In vielen Ländern ist Gentechnik in der Landwirtschaft bereits
weit verbreitet und die Genpollen sind unwiederbringlich mit Pflanzen in
der Natur ausgekreuzt. Die bekanntesten Beispiele sind die USA, Kanada
und Brasilien. In vielen Entwicklungs- und Schwellenländern versuchen
Agrarkonzerne wie Monsanto, Cargill oder Bayer Crop Sciences die wenig
informierten Bauern für den Kauf von gentechnisch verändertem
Saatgut zu gewinnen. Doch oft tritt über solche Fälle, wenn sie
fernab der Zentren der westlichen Welt geschehen, nur wenig an die Öffentlichkeit.
Wie sieht diese Situation im weltgrößten Inselstaat Indonesien
aus?
Aussaat ohne Kontrolle
Wie in vielen Entwicklungs- und Schwellenländern konnten Agrarkonzerne auch in Indonesien einige Bauern überzeugen, gentechnisches Saatgut auszusäen. (Inwieweit die Überzeugungsmethoden dazu fragwürdig sind, sei an dieser Stelle dahingestellt.) So werden seit 2001 im Süden von Sulawesi Felder mit sogenannter BT-Baumwolle bestellt, das Saatgut stammt von der Monsanto-Tochterfirma PT Monagro Kimia. Die PT Monagro Kimia wurde 1997 gegründet; 1998 verteilte PT Monagro Kimia erstmals gentechnisches Saatgut an Bauern – und fand zunächst rasche Verbreitung: Bereits im Jahr 2000 wuchsen in Südsulawesi 5.000 Hektar gentechnisch veränderte BT-Baumwolle. Allerdings ließ die versprochene Produktivität der Erträge von Jahr zu Jahr nach, sodass der Anbau zunehmend unwirtschaftlicher wurde.
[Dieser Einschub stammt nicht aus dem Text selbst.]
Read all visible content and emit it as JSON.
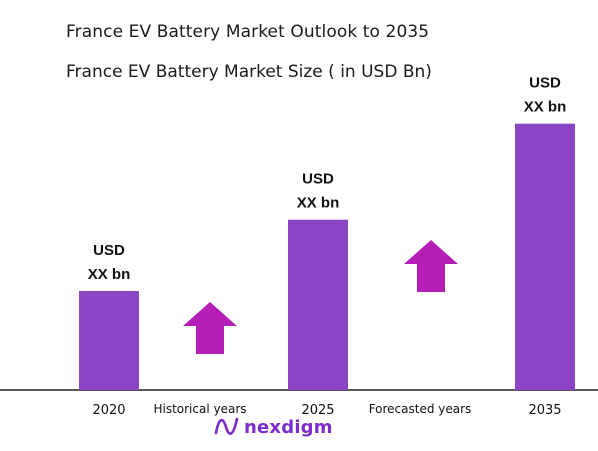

Zudem wurden die Pflanzen mehr und mehr von den „Schädlings“-Insekten Helicoverpa armigera und Spodoptera befallen, wodurch die Ernteeinbußen noch zusätzlich verstärkt wurden. Enttäuscht wandten sich die meisten Bauern wieder von der BT-Baumwolle ab, fünf Bauern brannten ihre Plantagen sogar ab. 2003 gab PT Monagro Kimia bekannt, den Vertrieb des gentechnischen Saatguts einzustellen.
Wie es allerdings weitergeht mit all jenen Gen-Baumwoll-Plantagen, die
nicht abgebrannt wurden, rückt aus dem Blickwinkel des öffentlichen
Interesses. Ob Pollen aus den verwildernden Gen-Plantagen in die Nähe
anderer Baumwollplantagen rücken und eine Auskreuzungs-Gefahr besteht,
ob eine Beeinträchtigung des Ökosystems oder der Gesundheit von
Tieren oder gar Menschen im Umkreis der Plantagen besteht, sind allesamt
ungeklärte Fragen. Ebenso wenig ist darüber bekannt, wie die
Bauern nach den Missernten ihre Betriebe fortsetzen können.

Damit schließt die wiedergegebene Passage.